Babbitt leaving New York’s defense will hurt the Empire on that end, but it might make sense for New York. Head Coach Eileen Murray used Kittredge and Brownlee in primarily defensive roles against DC, and either can passably fill Babbitt’s shoes for the defensive line. Kittredge had great success matching up against DC’s MVP candidate Rowan McDonnell. Alorro also played defense for New York, and his agility and disc skills make him equally potent in coverage and as a thrower leading the counterattack.
Toronto will likely be less flexible with its roles. The Rush know what works, and they won’t make major overhauls to the team – as New York did against DC – unless there is an emergency.
“We're not going to radically change things just based on who we're playing. We can't. If you start doing that, then you already start playing into your hands,” said Raina.
Cam Harris will continue to be a fulcrum for Toronto’s offense. Babbitt frequently matched up against Harris this year. Who will take Harris when Babbitt sits? If Harris has free reign deep, Toronto will have no trouble scoring. And they may not, anyways. The Rush offense is one of the most efficient units in the league, with a deep wealth of handlers and athletic receivers. New York is a stifling defensive team, but they’ll need to figure out a way to disrupt Toronto’s patented pull-play scores.

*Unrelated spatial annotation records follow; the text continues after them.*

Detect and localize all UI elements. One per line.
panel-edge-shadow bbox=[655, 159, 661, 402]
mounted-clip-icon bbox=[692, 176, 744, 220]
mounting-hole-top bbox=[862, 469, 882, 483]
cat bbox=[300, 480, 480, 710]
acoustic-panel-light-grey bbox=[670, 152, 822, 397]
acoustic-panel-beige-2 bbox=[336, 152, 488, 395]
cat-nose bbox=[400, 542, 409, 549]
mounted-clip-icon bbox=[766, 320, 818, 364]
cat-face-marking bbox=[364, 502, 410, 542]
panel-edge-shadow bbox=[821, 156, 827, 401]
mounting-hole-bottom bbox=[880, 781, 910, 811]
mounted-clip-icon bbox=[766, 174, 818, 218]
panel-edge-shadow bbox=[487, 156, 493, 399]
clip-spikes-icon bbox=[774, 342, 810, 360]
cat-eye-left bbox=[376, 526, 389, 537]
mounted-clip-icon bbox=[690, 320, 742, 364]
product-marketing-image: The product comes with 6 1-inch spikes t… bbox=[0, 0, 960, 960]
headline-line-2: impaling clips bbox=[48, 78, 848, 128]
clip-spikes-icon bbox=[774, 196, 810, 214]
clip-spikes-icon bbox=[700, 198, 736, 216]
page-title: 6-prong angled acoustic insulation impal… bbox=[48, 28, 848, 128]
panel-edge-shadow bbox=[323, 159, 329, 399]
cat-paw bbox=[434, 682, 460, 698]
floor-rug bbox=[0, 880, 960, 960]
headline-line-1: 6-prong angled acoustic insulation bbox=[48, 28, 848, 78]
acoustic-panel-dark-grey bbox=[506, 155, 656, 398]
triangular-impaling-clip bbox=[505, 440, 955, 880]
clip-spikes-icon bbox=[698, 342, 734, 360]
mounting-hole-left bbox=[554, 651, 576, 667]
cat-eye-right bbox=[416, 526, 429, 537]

New York is considered a top-heavy team, and they stayed true to that definition against DC. In a game with 34 points played, Jagt and Babbitt each played in 26 points. Katz played in 24. All in all, eight Empire players played in more than half of the game’s points. They’ll need to continue the same trend against Toronto.
Toronto has a talent edge. New York and Toronto ultimate have never been the most cordial. Look for that trend to continue under the bright lights of the playoffs. A chippy, choppy, chirpy game will favour the Empire, allowing them to get more rest for their stars. Fewer points in the game will give fewer opportunities for Toronto to stretch its muscles and play its tightly organized, quick-scoring brand of offense. New York will not be able to match Toronto if the Rush start stringing together offensive scores in 20 seconds or less.

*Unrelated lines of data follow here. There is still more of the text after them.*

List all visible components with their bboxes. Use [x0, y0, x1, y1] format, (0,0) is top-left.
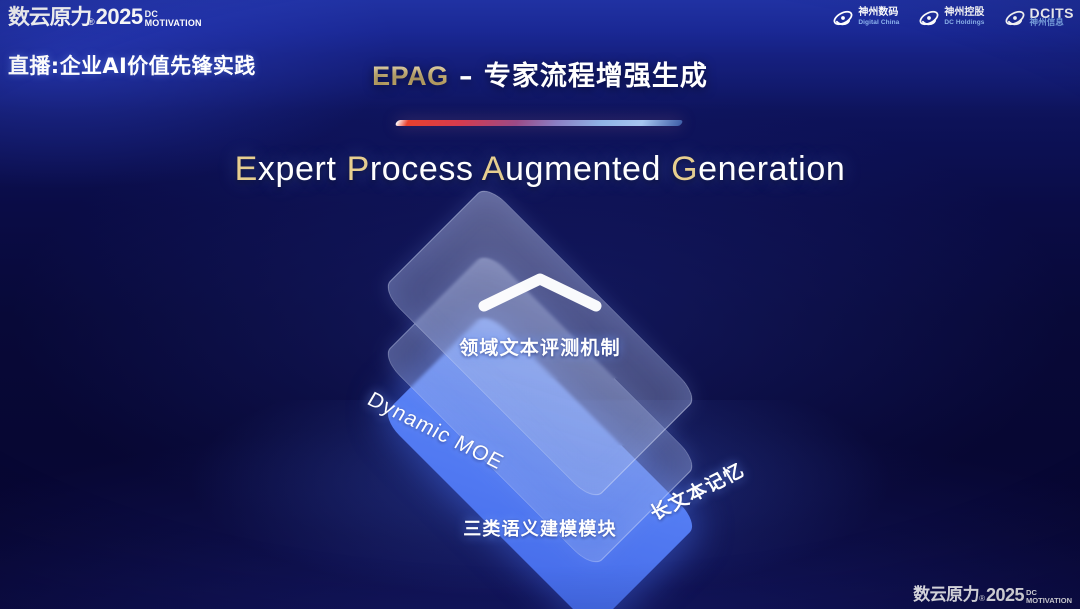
- partner-name-en: Digital China: [858, 18, 899, 28]
- brand-logo-cn: 数云原力: [8, 5, 91, 29]
- subtitle-initial-p: P: [347, 150, 370, 188]
- subtitle-word-augmented: ugmented: [505, 150, 661, 188]
- brand-logo-year: 2025: [96, 5, 143, 29]
- subtitle-initial-a: A: [482, 150, 505, 188]
- subtitle-word-generation: eneration: [698, 150, 845, 188]
- subtitle-initial-e: E: [235, 150, 258, 188]
- swirl-icon: [1004, 7, 1026, 29]
- subtitle-initial-g: G: [671, 150, 698, 188]
- layer-stack-diagram: 领域文本评测机制 Dynamic MOE 长文本记忆 三类语义建模模块: [275, 225, 805, 570]
- title-chinese: 专家流程增强生成: [484, 61, 708, 92]
- gradient-accent-bar: [395, 120, 684, 126]
- brand-logo-motivation: MOTIVATION: [145, 19, 202, 28]
- partner-name-en: DCITS: [1030, 8, 1075, 18]
- bottom-layer-label: 三类语义建模模块: [275, 515, 805, 541]
- watermark-dc-motivation: DC MOTIVATION: [1026, 589, 1072, 604]
- partner-name-cn: 神州信息: [1030, 18, 1075, 28]
- partner-logo-shenzhou-digital: 神州数码 Digital China: [832, 6, 899, 31]
- page-subtitle-english: Expert Process Augmented Generation: [0, 150, 1080, 189]
- footer-watermark: 数云原力 ® 2025 DC MOTIVATION: [913, 586, 1072, 605]
- header-brand-logo: 数云原力 ® 2025 DC MOTIVATION: [8, 3, 202, 29]
- partner-name-cn: 神州数码: [858, 8, 899, 18]
- partner-logo-dc-holdings: 神州控股 DC Holdings: [918, 6, 984, 31]
- top-layer-label: 领域文本评测机制: [275, 333, 805, 360]
- chevron-up-icon: [476, 270, 604, 312]
- subtitle-word-expert: xpert: [258, 150, 337, 188]
- swirl-icon: [832, 7, 854, 29]
- watermark-motivation: MOTIVATION: [1026, 597, 1072, 605]
- partner-logo-dcits: DCITS 神州信息: [1004, 6, 1075, 31]
- page-title: EPAG – 专家流程增强生成: [0, 54, 1080, 93]
- partner-logo-group: 神州数码 Digital China 神州控股 DC Holdings: [832, 4, 1074, 32]
- title-abbreviation: EPAG: [372, 61, 449, 91]
- brand-logo-dc-motivation: DC MOTIVATION: [145, 10, 202, 28]
- watermark-cn: 数云原力: [913, 586, 979, 605]
- swirl-icon: [918, 7, 940, 29]
- slide-canvas: 数云原力 ® 2025 DC MOTIVATION 直播:企业AI价值先锋实践 …: [0, 0, 1080, 609]
- partner-name-en: DC Holdings: [944, 18, 984, 28]
- partner-name-cn: 神州控股: [944, 8, 984, 18]
- watermark-registered: ®: [979, 593, 985, 605]
- subtitle-word-process: rocess: [370, 150, 474, 188]
- title-separator: –: [449, 61, 484, 92]
- watermark-year: 2025: [986, 586, 1024, 605]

Bottom line: The Empire have never beaten the Rush, and this weekend’s matchup bends towards Toronto. The Rush will be playing at home, with the healthiest roster they’ve had all season. In fact, Toronto will likely boast more talent in the 2018 playoffs than they have in their history as an organization. New York will need lots of factors to play in the right direction to have a chance. Players like Garvey and Jagt will need to win individual matchups against athletically equal – or even superior – defenders. Defenders like the Drost bothers will need to manufacture chances for the Empire’s defense, and New York will need to score on the majority of its break chances. Rush shooters like Harris will need to miss some shots. Even if all that happens, the Empire will still need their legs to hold up in the fourth quarter, as Toronto will surely play their players fewer minutes.

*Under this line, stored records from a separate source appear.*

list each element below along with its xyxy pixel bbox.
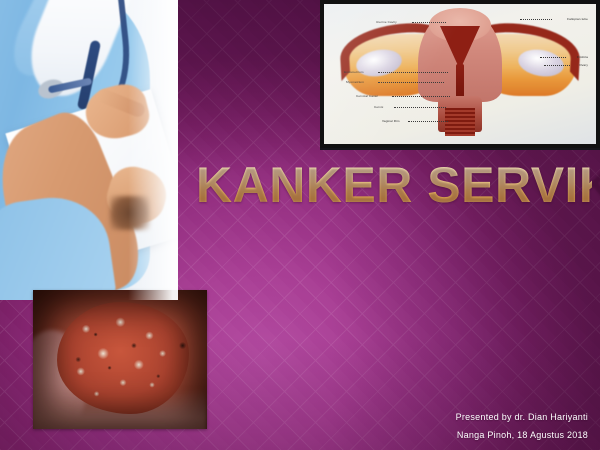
anatomy-label-cervix: Cervix [374, 105, 383, 109]
uterus-anatomy-diagram: Uterine Cavity Endometrium Myometrium Ce… [320, 0, 600, 150]
leader-line-vaginal-rim [408, 121, 448, 122]
leader-line-ovary [544, 65, 570, 66]
anatomy-label-fimbria: Fimbria [577, 55, 588, 59]
anatomy-label-cervical-canal: Cervical Canal [356, 94, 378, 98]
nurse-with-clipboard-photo [0, 0, 178, 300]
presentation-slide: Uterine Cavity Endometrium Myometrium Ce… [0, 0, 600, 450]
page-title: KANKER SERVIKS [196, 160, 592, 210]
lesion-photo-vignette [33, 290, 207, 429]
leader-line-uterine-cavity [412, 22, 446, 23]
leader-line-cervical-canal [392, 96, 450, 97]
anatomy-label-vaginal-rim: Vaginal Rim [382, 119, 400, 123]
footer-presenter-line: Presented by dr. Dian Hariyanti [456, 408, 588, 426]
leader-line-myometrium [378, 82, 444, 83]
nurse-photo-edge-fade [0, 0, 178, 300]
leader-line-endometrium [378, 72, 448, 73]
leader-line-fallopian-tube [520, 19, 552, 20]
anatomy-diagram-canvas: Uterine Cavity Endometrium Myometrium Ce… [324, 4, 596, 144]
anatomy-label-fallopian-tube: Fallopian tube [567, 17, 588, 21]
leader-line-cervix [394, 107, 446, 108]
vaginal-rim [445, 108, 475, 136]
anatomy-label-ovary: Ovary [579, 63, 588, 67]
anatomy-label-myometrium: Myometrium [346, 80, 364, 84]
anatomy-label-endometrium: Endometrium [344, 70, 364, 74]
cervical-cancer-colposcopy-photo [33, 290, 207, 429]
anatomy-label-uterine-cavity: Uterine Cavity [376, 20, 397, 24]
slide-footer: Presented by dr. Dian Hariyanti Nanga Pi… [456, 408, 588, 444]
footer-place-date-line: Nanga Pinoh, 18 Agustus 2018 [456, 426, 588, 444]
leader-line-fimbria [540, 57, 566, 58]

New York retooled their team coming into the 2018 season for this moment. They changed the team culture, offering more structure, more leadership, and more consistent dedication to practicing. Eileen Murray joined the team as head coach. Kittredge offered his athleticism and leadership. The Toronto Rush remain the immovable object in the East division, but New York might finally have the muscle to compete. If they pitch a perfect game, Toronto could see its run of dominance end. Any slip-ups from the Empire, and Toronto could coast into their sixth straight Championship Weekend appearance.